The Federal Reserve Board has fined Maryland-based EagleBank $9.5m for violating the board’s insider lending regulation.
It claims that the bank ‘improperly extended credit to entities owned or controlled by its then-CEO and chairman Ronald D. Paul.’
The Board states that it found EagleBank had deficient internal controls over insider lending practices between 2015 and 2018. This allowed the bank to extend credit totalling nearly $100m to entities Paul owned or controlled, including certain family trusts, without making appropriate disclosures to, or obtaining required approvals from, a majority of the bank’s board of directors.
These internal deficiencies also extended to the bank’s supervision of lending staff, it claimed, who permitted Paul to participate in matters where he had a conflict of interest.
The Board also cited EagleBank for third-party risk management deficiencies over the same period that resulted in inadequate oversight of contracts between the bank and a local government official.
In addition to this, the Board announced that it has permanently barred Paul from employment in the banking industry and assessed a $90,000 fine against him for his central role in the bank’s violations of law and unsafe and unsound practices.

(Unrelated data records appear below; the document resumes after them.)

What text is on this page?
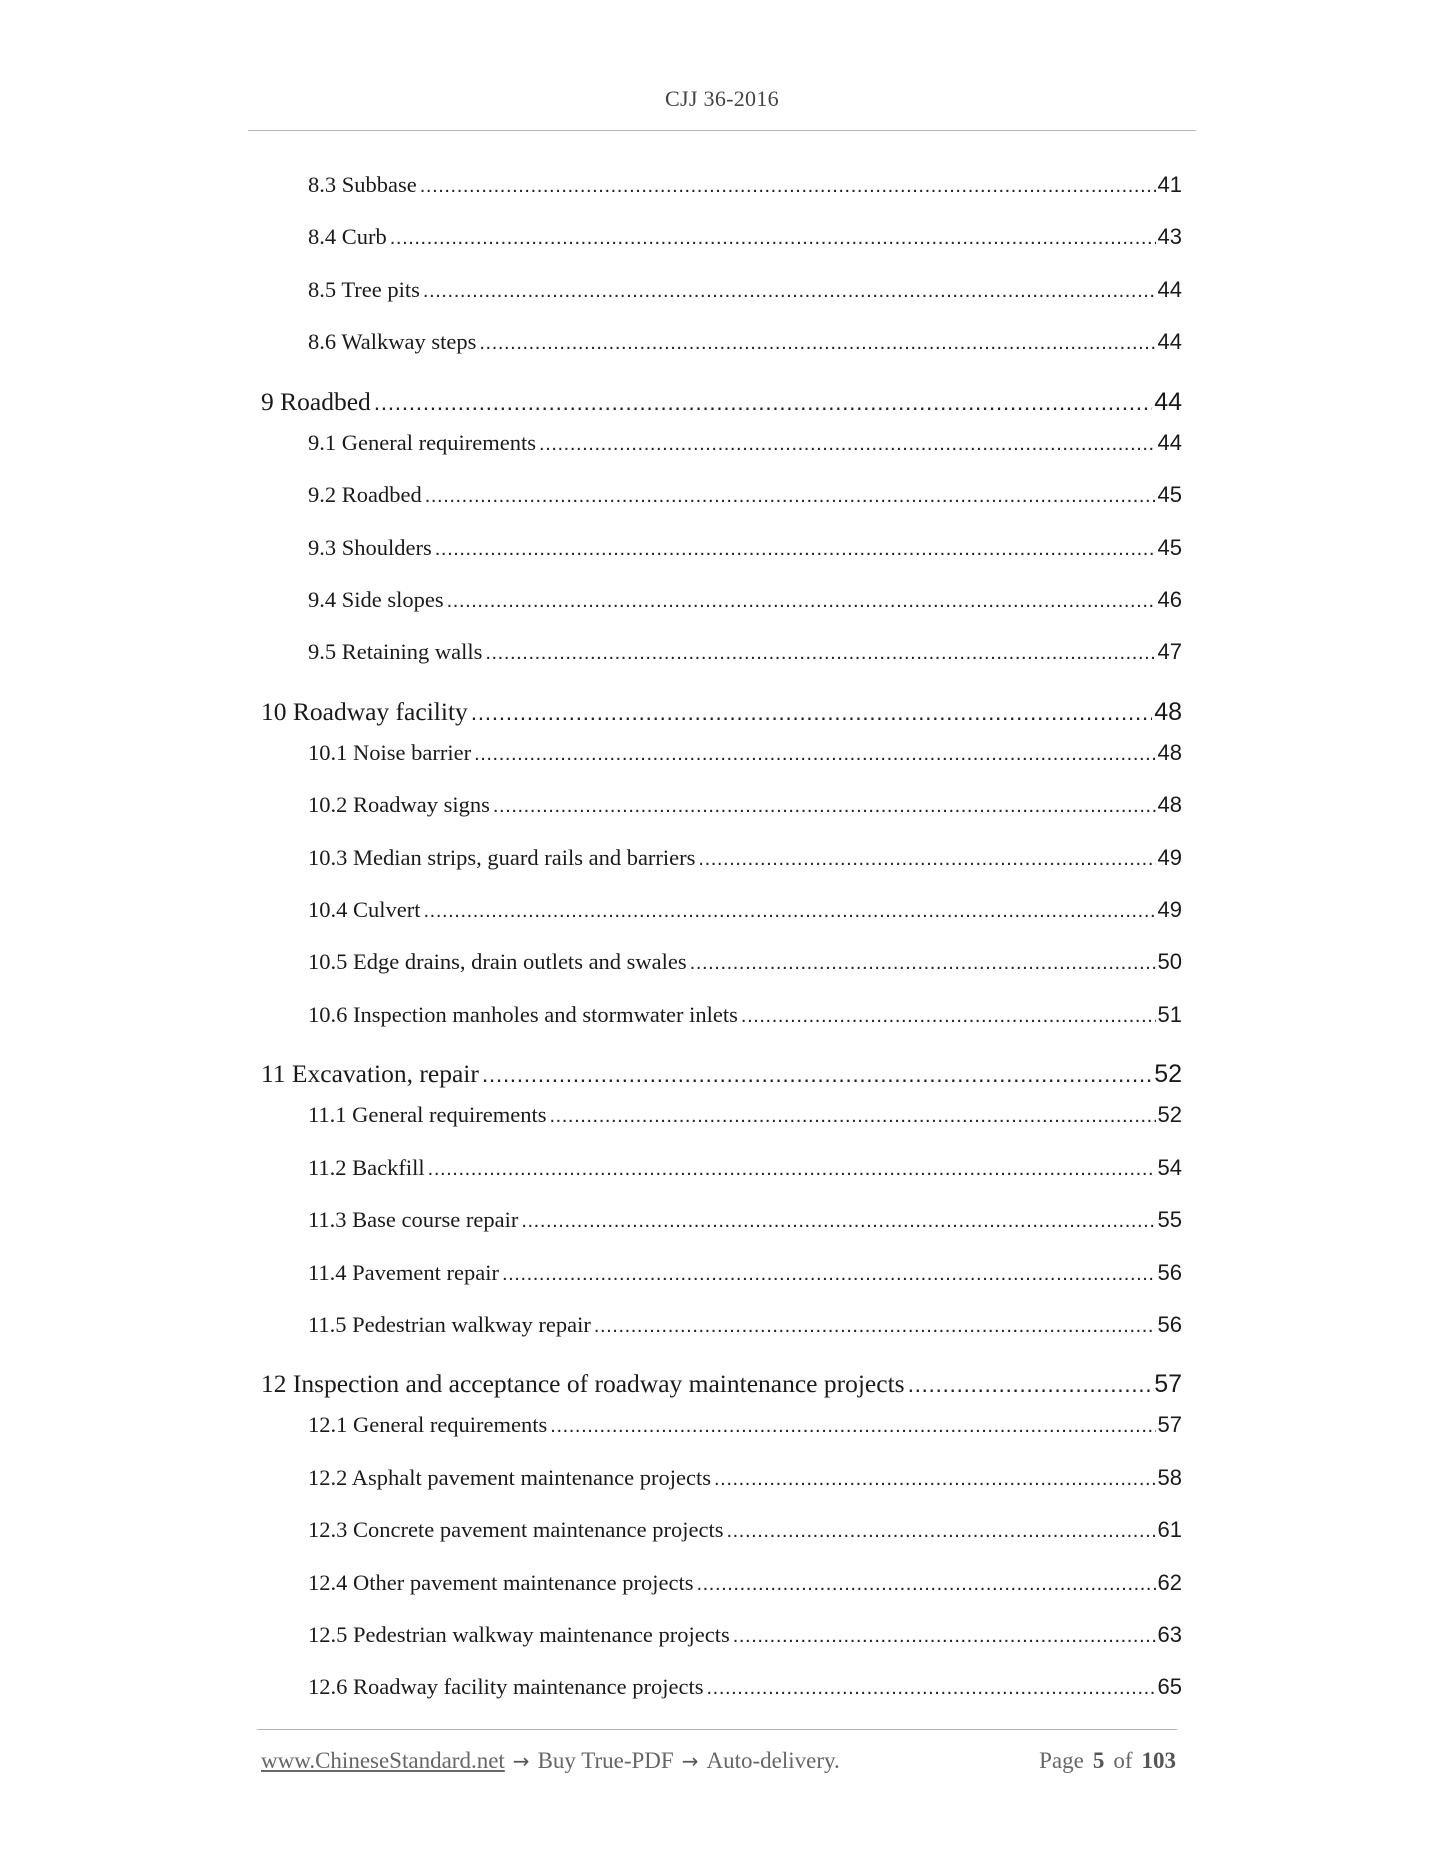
CJJ 36-2016
8.3 Subbase .....	41
8.4 Curb .....	43
8.5 Tree pits .....	44
8.6 Walkway steps .....	44
9 Roadbed .....	44
9.1 General requirements .....	44
9.2 Roadbed .....	45
9.3 Shoulders .....	45
9.4 Side slopes .....	46
9.5 Retaining walls .....	47
10 Roadway facility .....	48
10.1 Noise barrier .....	48
10.2 Roadway signs .....	48
10.3 Median strips, guard rails and barriers .....	49
10.4 Culvert .....	49
10.5 Edge drains, drain outlets and swales .....	50
10.6 Inspection manholes and stormwater inlets .....	51
11 Excavation, repair .....	52
11.1 General requirements .....	52
11.2 Backfill .....	54
11.3 Base course repair .....	55
11.4 Pavement repair .....	56
11.5 Pedestrian walkway repair .....	56
12 Inspection and acceptance of roadway maintenance projects .....	57
12.1 General requirements .....	57
12.2 Asphalt pavement maintenance projects .....	58
12.3 Concrete pavement maintenance projects .....	61
12.4 Other pavement maintenance projects .....	62
12.5 Pedestrian walkway maintenance projects .....	63
12.6 Roadway facility maintenance projects .....	65
www.ChineseStandard.net → Buy True-PDF → Auto-delivery.	Page 5 of 103
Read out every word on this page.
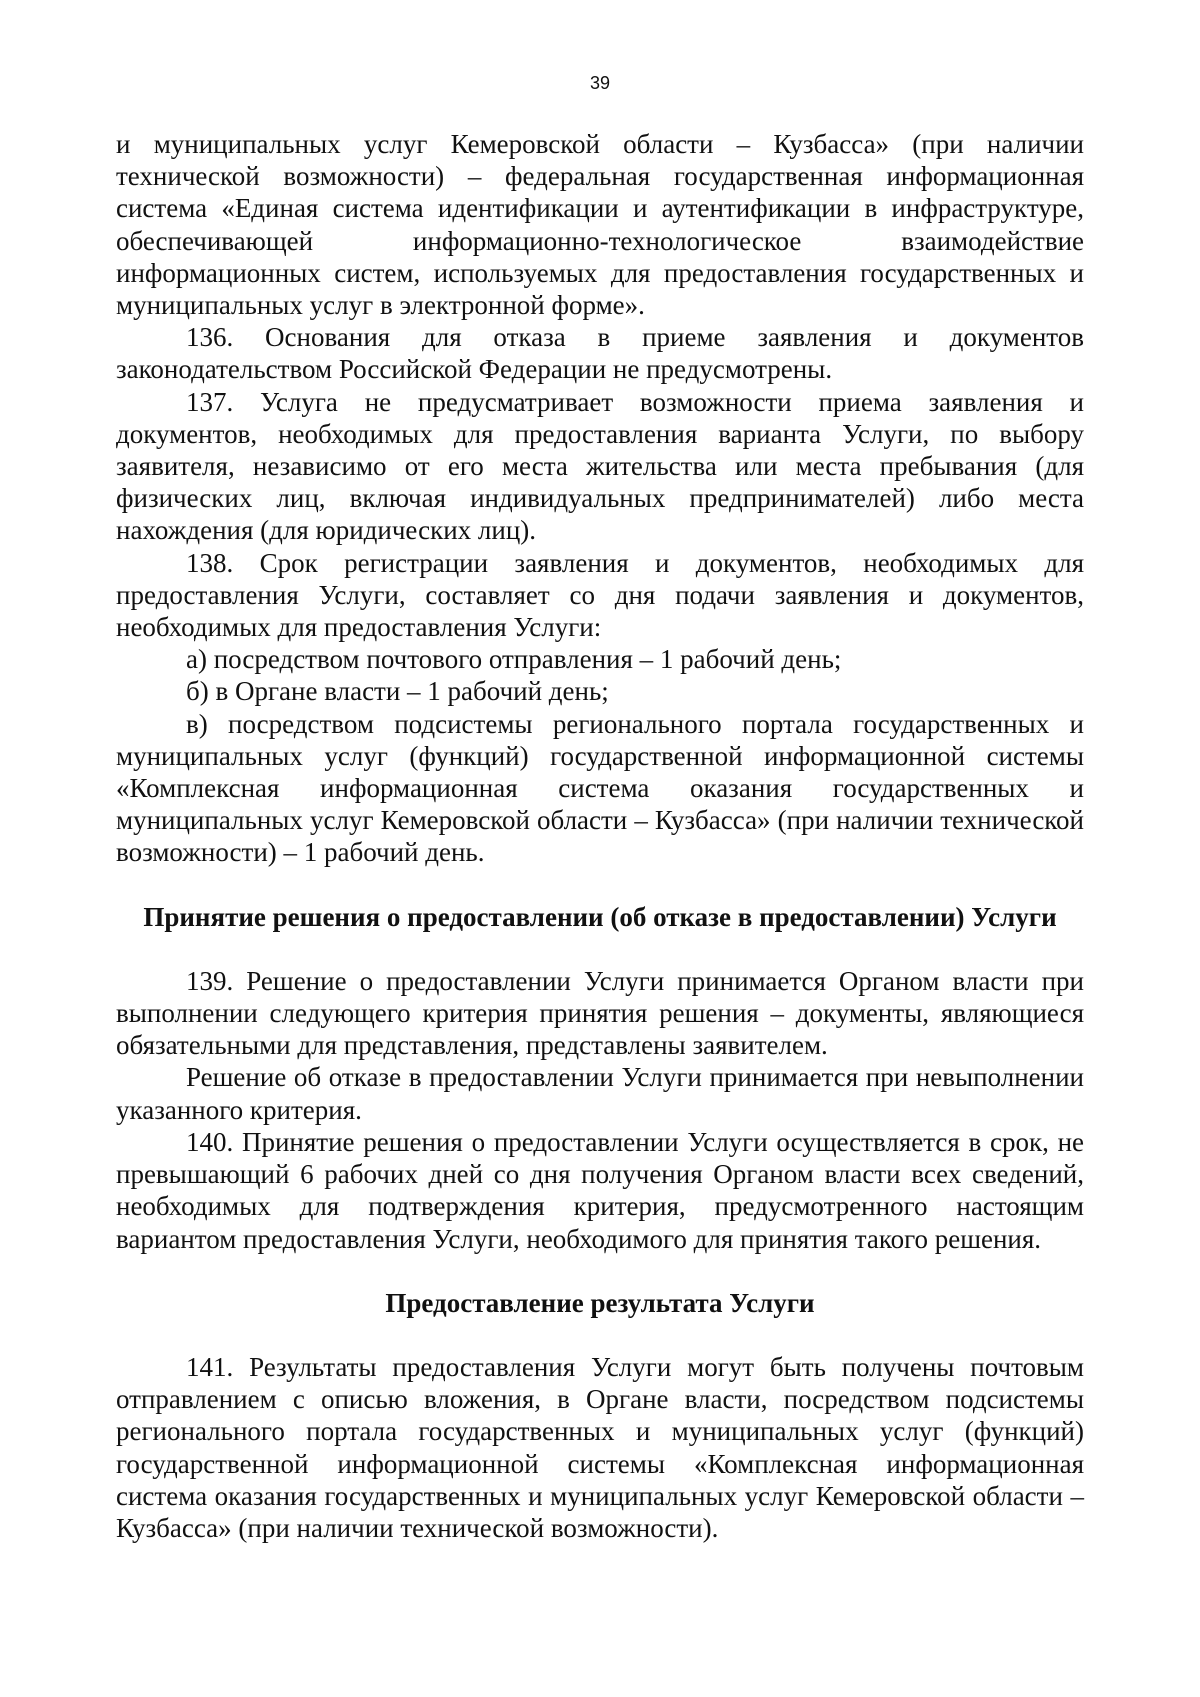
39

и муниципальных услуг Кемеровской области – Кузбасса» (при наличии технической возможности) – федеральная государственная информационная система «Единая система идентификации и аутентификации в инфраструктуре, обеспечивающей информационно-технологическое взаимодействие информационных систем, используемых для предоставления государственных и муниципальных услуг в электронной форме».

136. Основания для отказа в приеме заявления и документов законодательством Российской Федерации не предусмотрены.

137. Услуга не предусматривает возможности приема заявления и документов, необходимых для предоставления варианта Услуги, по выбору заявителя, независимо от его места жительства или места пребывания (для физических лиц, включая индивидуальных предпринимателей) либо места нахождения (для юридических лиц).

138. Срок регистрации заявления и документов, необходимых для предоставления Услуги, составляет со дня подачи заявления и документов, необходимых для предоставления Услуги:

а) посредством почтового отправления – 1 рабочий день;

б) в Органе власти – 1 рабочий день;

в) посредством подсистемы регионального портала государственных и муниципальных услуг (функций) государственной информационной системы «Комплексная информационная система оказания государственных и муниципальных услуг Кемеровской области – Кузбасса» (при наличии технической возможности) – 1 рабочий день.

Принятие решения о предоставлении (об отказе в предоставлении) Услуги

139. Решение о предоставлении Услуги принимается Органом власти при выполнении следующего критерия принятия решения – документы, являющиеся обязательными для представления, представлены заявителем.

Решение об отказе в предоставлении Услуги принимается при невыполнении указанного критерия.

140. Принятие решения о предоставлении Услуги осуществляется в срок, не превышающий 6 рабочих дней со дня получения Органом власти всех сведений, необходимых для подтверждения критерия, предусмотренного настоящим вариантом предоставления Услуги, необходимого для принятия такого решения.

Предоставление результата Услуги

141. Результаты предоставления Услуги могут быть получены почтовым отправлением с описью вложения, в Органе власти, посредством подсистемы регионального портала государственных и муниципальных услуг (функций) государственной информационной системы «Комплексная информационная система оказания государственных и муниципальных услуг Кемеровской области – Кузбасса» (при наличии технической возможности).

In line with these actions, the US Securities and Exchange Commission has announced its own settlement of actions against Paul and EagleBank’s holding company, Eagle Bancorp. In total the bank and holding company will pay around $22.9m and Paul will pay around $521,00 to settle agency actions.
The board had previously barred EagleBank’s former general counsel Laurence E. Bensignor from for his role in Eaglebank’s unsafe and unsound lending practices.
Earlier in the week, the US Federal Reserve Board issued the final guidelines that establish a transparent, risk-based and consistent set of factors for Reserve Banks to use when reviewing requests to access Federal Reserve accounts and payment services.